Beveridge NJ, Gardiner E, Carroll AP, Tooney PA, Cairns MJ - Mol. Psychiatry (2009)

Bottom Line: MicroRNA expression profiling and quantitative reverse transcription-PCR analysis of the superior temporal gyrus and the dorsolateral prefrontal cortex revealed a significant schizophrenia-associated increase in global microRNA expression.This change was associated with an elevation of primary microRNA processing and corresponded with an increase in the microprocessor component DGCR8.The biological implications for this extensive increase in gene silencing are profound, and were exemplified by members of the miR-15 family and other related microRNA, which were significantly upregulated in both brain regions.

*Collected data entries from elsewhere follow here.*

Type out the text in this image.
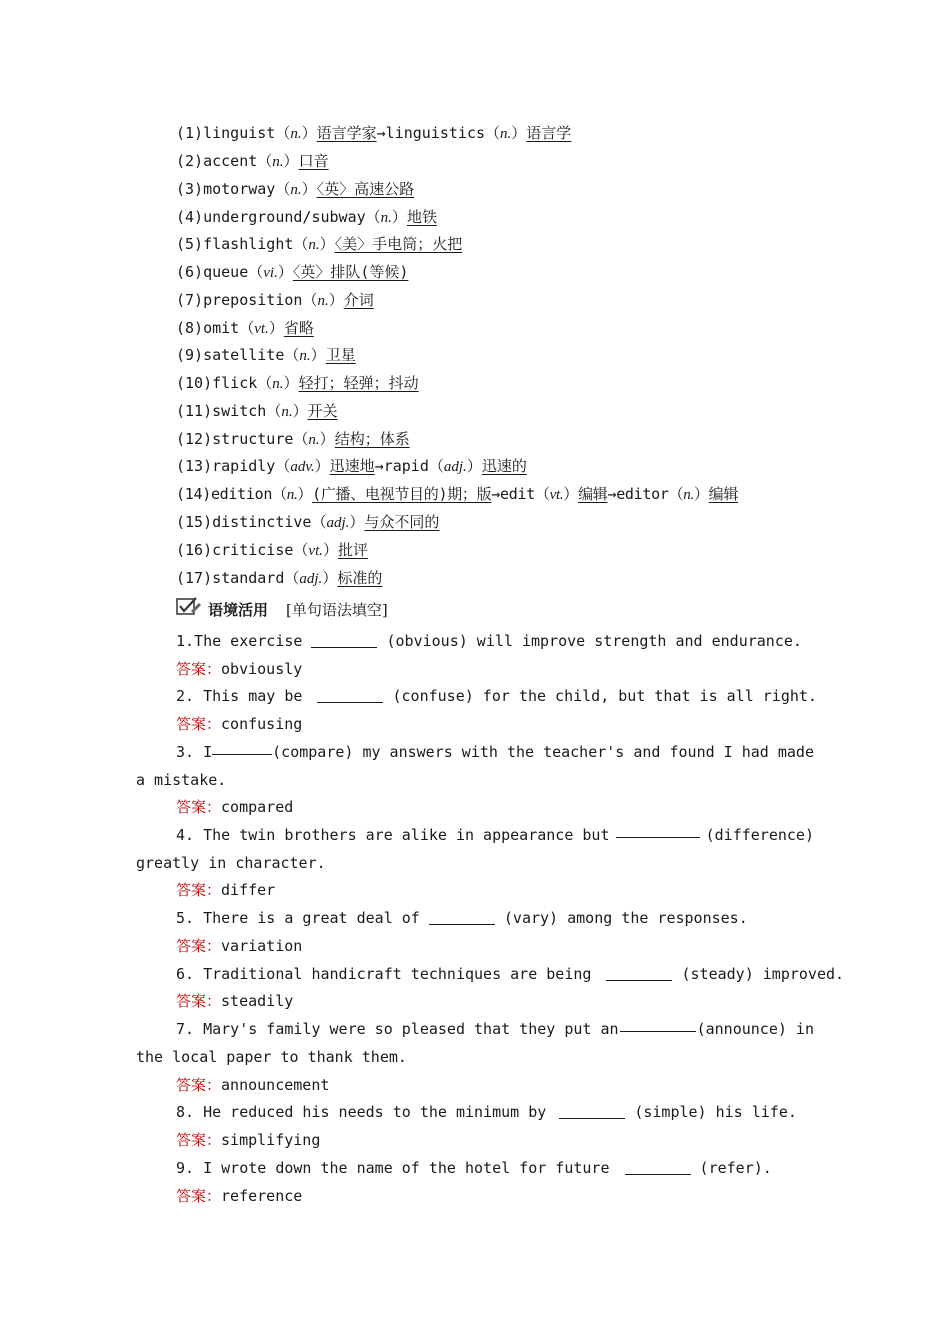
(1)linguist（n.）语言学家→linguistics（n.）语言学
(2)accent（n.）口音
(3)motorway（n.）〈英〉高速公路
(4)underground/subway（n.）地铁
(5)flashlight（n.）〈美〉手电筒；火把
(6)queue（vi.）〈英〉排队(等候)
(7)preposition（n.）介词
(8)omit（vt.）省略
(9)satellite（n.）卫星
(10)flick（n.）轻打；轻弹；抖动
(11)switch（n.）开关
(12)structure（n.）结构；体系
(13)rapidly（adv.）迅速地→rapid（adj.）迅速的
(14)edition（n.）(广播、电视节目的)期；版→edit（vt.）编辑→editor（n.）编辑
(15)distinctive（adj.）与众不同的
(16)criticise（vt.）批评
(17)standard（adj.）标准的
语境活用 [单句语法填空]
1.The exercise	(obvious) will improve strength and endurance.
答案：obviously
2. This may be	(confuse) for the child, but that is all right.
答案：confusing
3. I	(compare) my answers with the teacher's and found I had made
a mistake.
答案：compared
4. The twin brothers are alike in appearance but	(difference)
greatly in character.
答案：differ
5. There is a great deal of	(vary) among the responses.
答案：variation
6. Traditional handicraft techniques are being	(steady) improved.
答案：steadily
7. Mary's family were so pleased that they put an	(announce) in
the local paper to thank them.
答案：announcement
8. He reduced his needs to the minimum by	(simple) his life.
答案：simplifying
9. I wrote down the name of the hotel for future	(refer).
答案：reference
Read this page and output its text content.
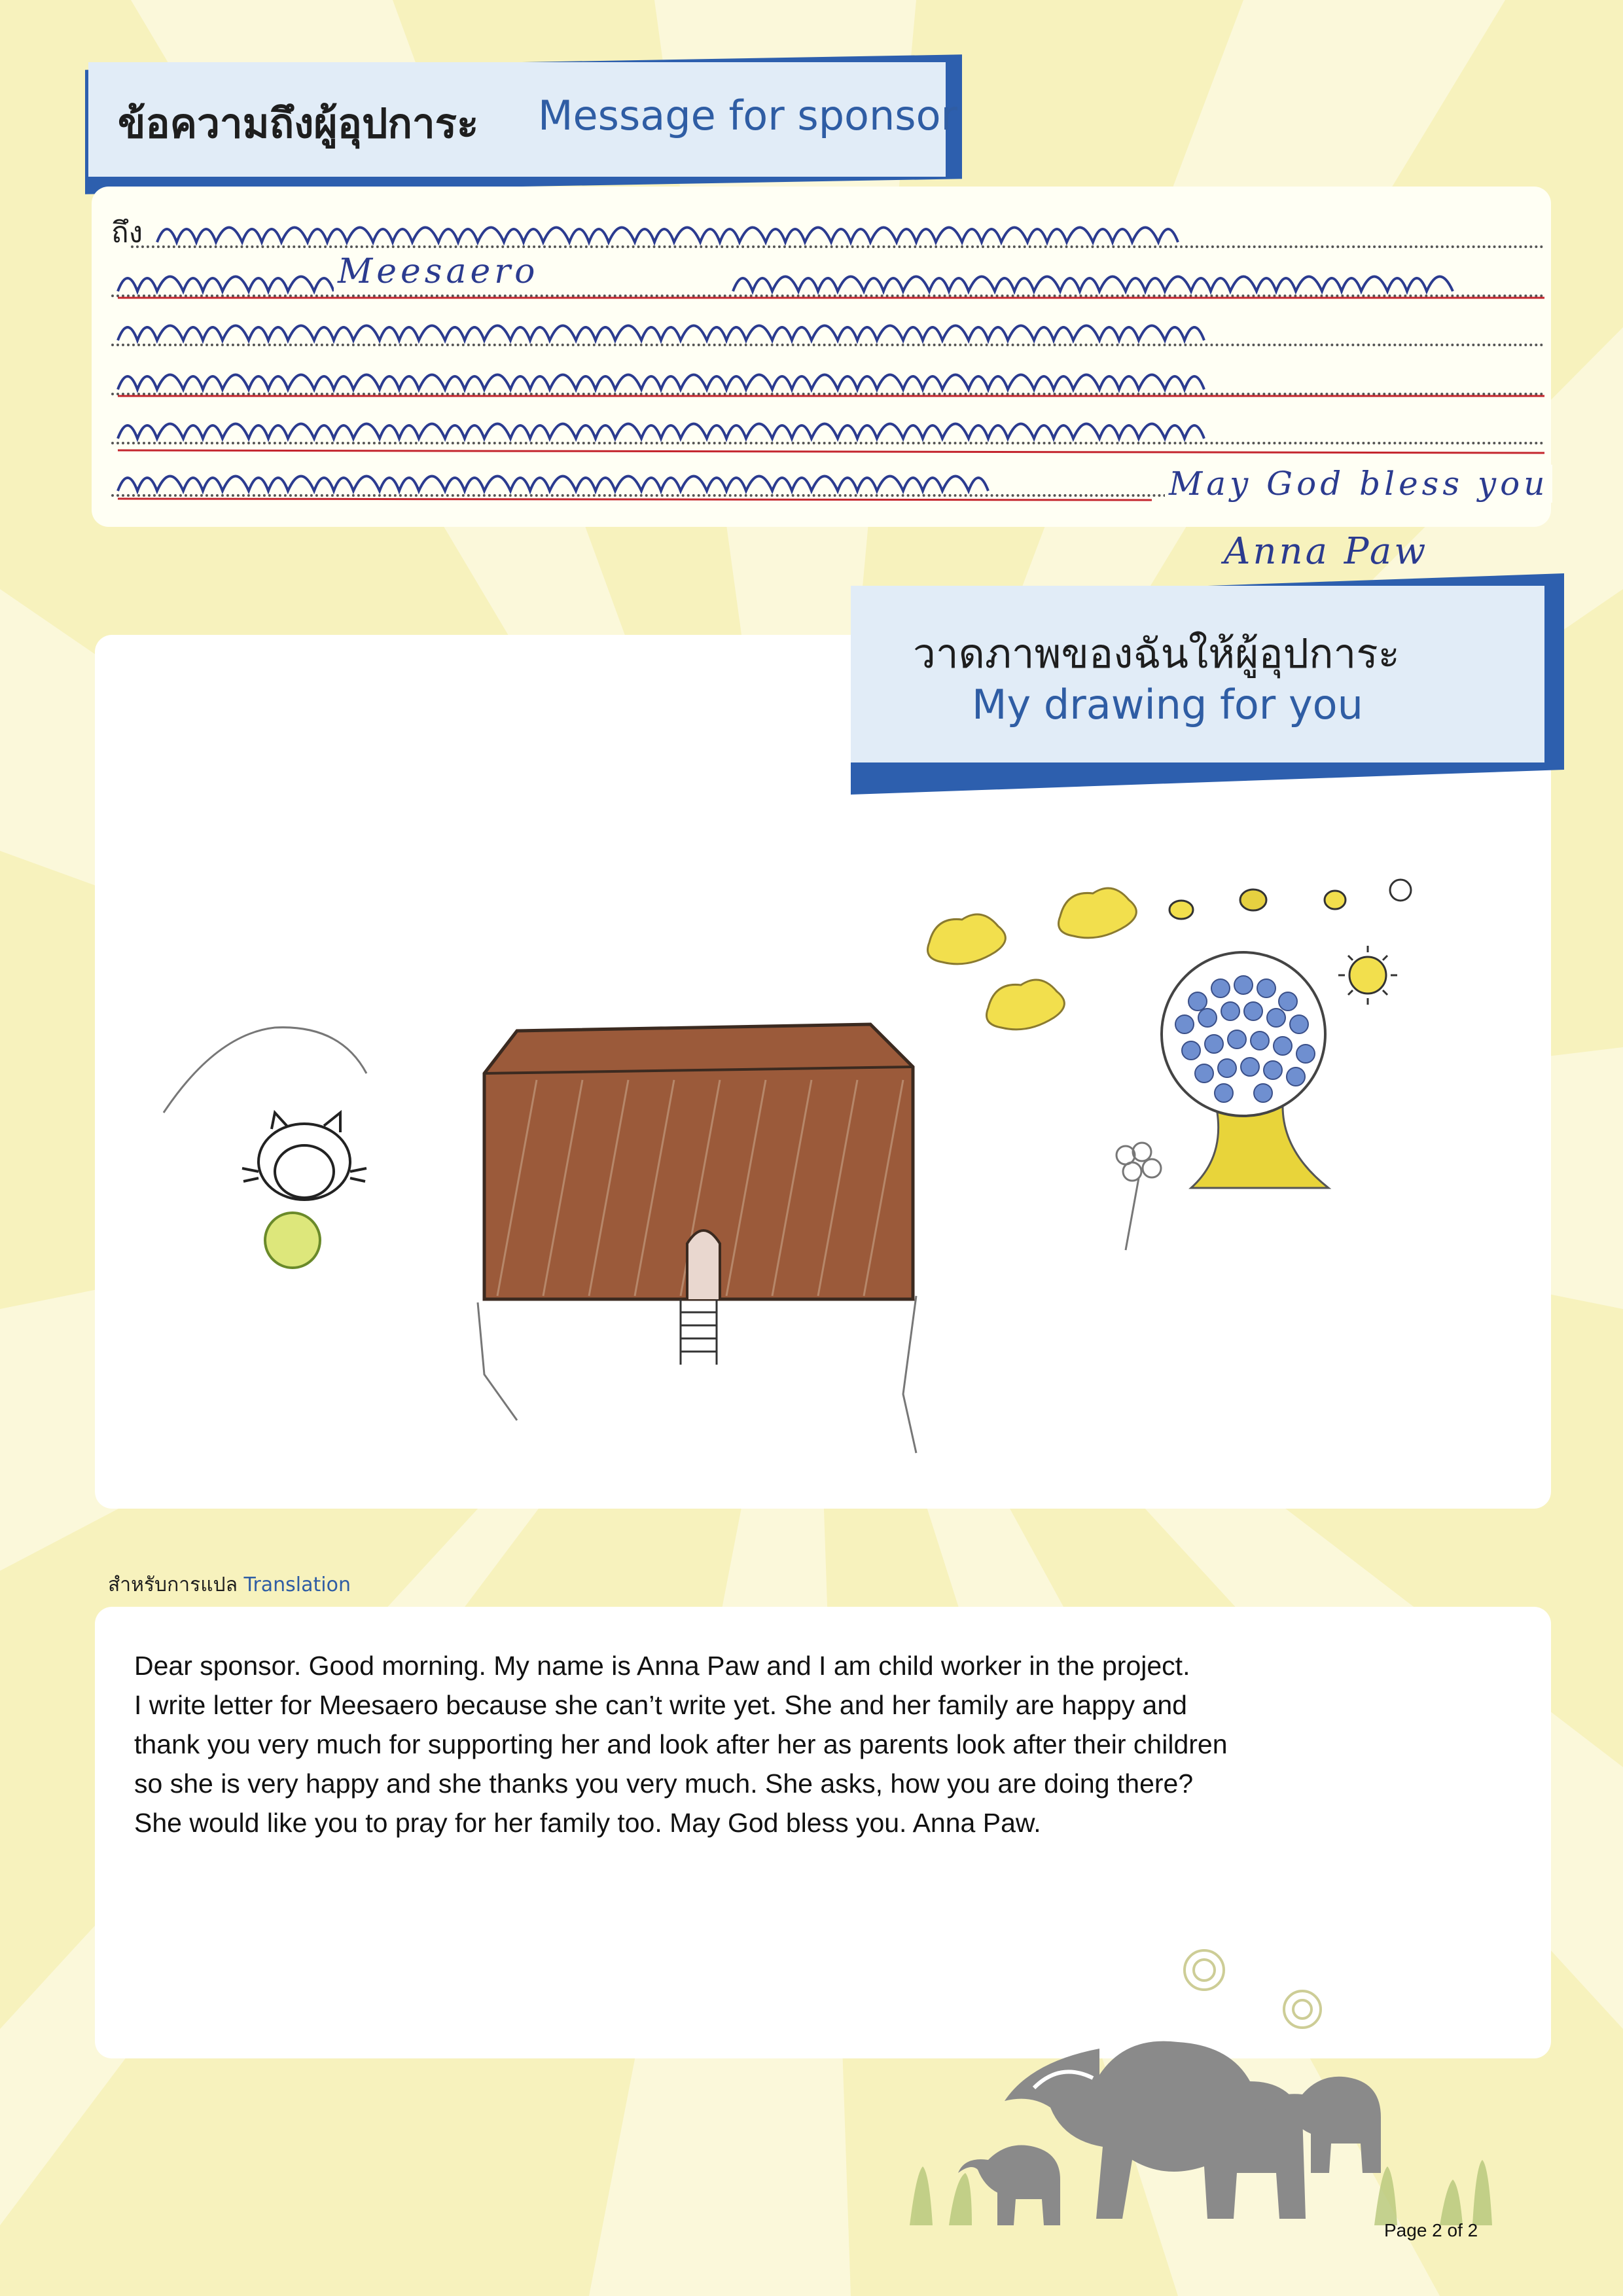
ข้อความถึงผู้อุปการะ Message for sponsor
ถึง
Meesaero
May God bless you
Anna Paw
วาดภาพของฉันให้ผู้อุปการะ
My drawing for you
สำหรับการแปล Translation

Dear sponsor. Good morning. My name is Anna Paw and I am child worker in the project.

I write letter for Meesaero because she can’t write yet. She and her family are happy and

thank you very much for supporting her and look after her as parents look after their children

so she is very happy and she thanks you very much. She asks, how you are doing there?

She would like you to pray for her family too. May God bless you. Anna Paw.

Page 2 of 2
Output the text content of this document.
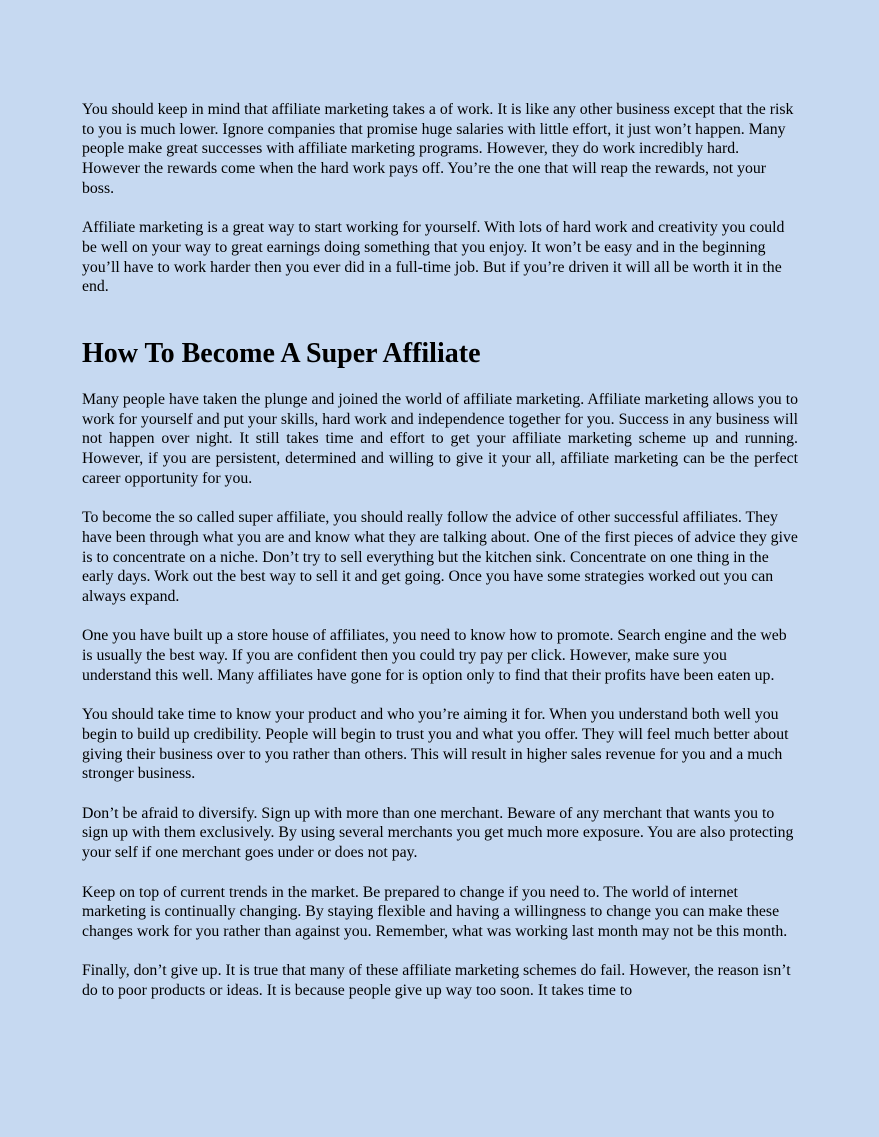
You should keep in mind that affiliate marketing takes a of work. It is like any other business except that the risk to you is much lower. Ignore companies that promise huge salaries with little effort, it just won’t happen. Many people make great successes with affiliate marketing programs. However, they do work incredibly hard. However the rewards come when the hard work pays off. You’re the one that will reap the rewards, not your boss.

Affiliate marketing is a great way to start working for yourself. With lots of hard work and creativity you could be well on your way to great earnings doing something that you enjoy. It won’t be easy and in the beginning you’ll have to work harder then you ever did in a full-time job. But if you’re driven it will all be worth it in the end.

How To Become A Super Affiliate

Many people have taken the plunge and joined the world of affiliate marketing. Affiliate marketing allows you to work for yourself and put your skills, hard work and independence together for you. Success in any business will not happen over night. It still takes time and effort to get your affiliate marketing scheme up and running. However, if you are persistent, determined and willing to give it your all, affiliate marketing can be the perfect career opportunity for you.

To become the so called super affiliate, you should really follow the advice of other successful affiliates. They have been through what you are and know what they are talking about. One of the first pieces of advice they give is to concentrate on a niche. Don’t try to sell everything but the kitchen sink. Concentrate on one thing in the early days. Work out the best way to sell it and get going. Once you have some strategies worked out you can always expand.

One you have built up a store house of affiliates, you need to know how to promote. Search engine and the web is usually the best way. If you are confident then you could try pay per click. However, make sure you understand this well. Many affiliates have gone for is option only to find that their profits have been eaten up.

You should take time to know your product and who you’re aiming it for. When you understand both well you begin to build up credibility. People will begin to trust you and what you offer. They will feel much better about giving their business over to you rather than others. This will result in higher sales revenue for you and a much stronger business.

Don’t be afraid to diversify. Sign up with more than one merchant. Beware of any merchant that wants you to sign up with them exclusively. By using several merchants you get much more exposure. You are also protecting your self if one merchant goes under or does not pay.

Keep on top of current trends in the market. Be prepared to change if you need to. The world of internet marketing is continually changing. By staying flexible and having a willingness to change you can make these changes work for you rather than against you. Remember, what was working last month may not be this month.

Finally, don’t give up. It is true that many of these affiliate marketing schemes do fail. However, the reason isn’t do to poor products or ideas. It is because people give up way too soon. It takes time to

View Article: PubMed Central - PubMed

Affiliation: Schizophrenia Research Institute, Sydney, NSW, Australia.

ABSTRACT
MicroRNA expression profiling and quantitative reverse transcription-PCR analysis of the superior temporal gyrus and the dorsolateral prefrontal cortex revealed a significant schizophrenia-associated increase in global microRNA expression. This change was associated with an elevation of primary microRNA processing and corresponded with an increase in the microprocessor component DGCR8. The biological implications for this extensive increase in gene silencing are profound, and were exemplified by members of the miR-15 family and other related microRNA, which were significantly upregulated in both brain regions. This functionally convergent influence is overrepresented in pathways involved in synaptic plasticity and includes many genes and pathways associated with schizophrenia, some of which were substantiated in vitro by reporter gene assay. Given the magnitude of microRNA changes and their wide sphere of influence, this phenomenon could represent an important dimension in the pathogenesis of schizophrenia.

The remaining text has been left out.